Siapakah otak dari penggambaran cerita komik legendaris yang mendunia itu? Dialah Ardian Syaf (33), pria asal Desa Tenggur, Kecamatan Rejotangan, Tulungagung, Jawa Timur. Dari rumahnya di Desa Tenggur itulah komik Batgirl #9 digarap Aan, panggilan akrabnya.

Tanpa berkoar-koar soal go international, Aan adalah salah satu potret komikus asal Indonesia yang beberapa tahun terakhir berkiprah di industri komik global. Penerbitan besar asal Amerika Serikat, DC Comics (kini milik Warner Bros), bahkan telah dua kali mengontrak Aan secara eksklusif.

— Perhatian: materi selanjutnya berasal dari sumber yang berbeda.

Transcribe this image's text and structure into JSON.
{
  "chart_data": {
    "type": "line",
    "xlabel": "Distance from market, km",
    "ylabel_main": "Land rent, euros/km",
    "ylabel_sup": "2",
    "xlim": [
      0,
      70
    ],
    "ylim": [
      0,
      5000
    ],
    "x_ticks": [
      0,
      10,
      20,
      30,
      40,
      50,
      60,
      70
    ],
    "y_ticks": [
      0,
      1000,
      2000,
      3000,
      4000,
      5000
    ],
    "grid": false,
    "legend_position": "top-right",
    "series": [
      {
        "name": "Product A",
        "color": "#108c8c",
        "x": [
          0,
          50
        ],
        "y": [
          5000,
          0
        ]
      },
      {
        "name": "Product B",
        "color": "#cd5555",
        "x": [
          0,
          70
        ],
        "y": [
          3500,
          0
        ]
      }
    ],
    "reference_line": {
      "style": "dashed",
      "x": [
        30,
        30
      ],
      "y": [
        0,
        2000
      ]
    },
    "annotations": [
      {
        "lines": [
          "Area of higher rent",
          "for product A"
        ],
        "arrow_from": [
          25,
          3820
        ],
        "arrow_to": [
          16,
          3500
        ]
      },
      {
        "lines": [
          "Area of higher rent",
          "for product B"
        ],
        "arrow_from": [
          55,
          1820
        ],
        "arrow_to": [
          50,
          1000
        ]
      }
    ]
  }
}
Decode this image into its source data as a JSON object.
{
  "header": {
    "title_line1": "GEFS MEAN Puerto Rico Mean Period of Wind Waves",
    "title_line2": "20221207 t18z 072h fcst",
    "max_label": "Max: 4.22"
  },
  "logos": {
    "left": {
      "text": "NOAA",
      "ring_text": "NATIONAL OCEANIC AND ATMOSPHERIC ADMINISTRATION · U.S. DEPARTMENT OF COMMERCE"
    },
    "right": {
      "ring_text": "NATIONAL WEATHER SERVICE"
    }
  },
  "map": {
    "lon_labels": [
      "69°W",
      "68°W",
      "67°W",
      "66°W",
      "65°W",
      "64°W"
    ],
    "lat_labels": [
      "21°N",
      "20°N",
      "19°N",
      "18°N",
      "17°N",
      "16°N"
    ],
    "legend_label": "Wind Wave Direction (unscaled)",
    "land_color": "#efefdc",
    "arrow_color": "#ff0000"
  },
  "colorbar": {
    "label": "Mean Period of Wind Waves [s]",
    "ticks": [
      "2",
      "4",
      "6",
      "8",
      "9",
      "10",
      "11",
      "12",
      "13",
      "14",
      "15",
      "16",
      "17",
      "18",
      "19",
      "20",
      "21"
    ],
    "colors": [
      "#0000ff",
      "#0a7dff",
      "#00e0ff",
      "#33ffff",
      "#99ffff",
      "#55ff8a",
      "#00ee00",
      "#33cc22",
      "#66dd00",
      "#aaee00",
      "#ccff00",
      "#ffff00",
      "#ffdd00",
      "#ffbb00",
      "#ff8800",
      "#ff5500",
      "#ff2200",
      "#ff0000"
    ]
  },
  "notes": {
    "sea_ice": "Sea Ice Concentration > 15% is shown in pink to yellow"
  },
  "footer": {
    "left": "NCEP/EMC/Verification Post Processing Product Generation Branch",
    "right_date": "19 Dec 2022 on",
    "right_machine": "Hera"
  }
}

”Gail Simone (penulis naskah komik untuk DC Comics) tahun lalu mengirim naskah Batgirl dengan latar Jakarta, saya dibebaskan membuat gambaran. Waktu itu Jokowi sudah dinyatakan maju untuk DKI 1, saya kebetulan simpati, jadi ikut kampanye sedikit, he-he-he,” ujar Aan tentang penggambaran sosok Jokowo- Ahok di komik Batgirl itu.

Pada baliho itu, Aan menulis ”Jokowi DKI 1”. Namun, pada hasil akhir komik, ternyata tulisan tersebut tertutup balon kata. Dalam industri komik cerita di AS, sebuah komik digarap oleh beberapa orang. Ada yang berperan sebagai penciller seperti Aan yang menerjemahkan naskah ke dalam bahasa gambar, ada yang berperan sebagai colorist atau pewarna, sebagai inker, sebagai penulis naskah cerita, dan sebagai letterer yang mengisi balon kata. Model ini disebut metode ban berjalan. Semua orang tersebut bekerja terpisah, bahkan dari sejumlah negara.

Jaya di komik global

Masih ada sederet komikus Indonesia lainnya yang juga berkiprah di panggung global industri komik seperti Aan. Sebut saja Admiranto Wijayadi atau Admira Wijaya asal Malang, Jawa Timur; Sunny Gho, Garrie Gastonny, Sami Basri, Arif Prianto, Sakti Yuwono, Ifansyah Noor, Jessica Kholinne, dan lain-lain. Ketika berperan sebagai penciller, nama- nama mereka tertera di sampul buku komik cerita yang kemudian beredar di seantero dunia.

Sunny Gho, pendiri studio komik dan agensi Stellar Labs di Jakarta, mengatakan, ada sekitar 50 komikus Indonesia yang terserap dalam industri komik dunia saat ini. Mereka menggambar untuk sejumlah penerbitan komik mapan, seperti DC Comics dan Marvel. Kedua penerbitan inilah yang menciptakan sederet superhero legendaris, seperti Superman, Batman, Spiderman, X-Men, Iron Man, The Captain America, Hulk, dan Green Lantern.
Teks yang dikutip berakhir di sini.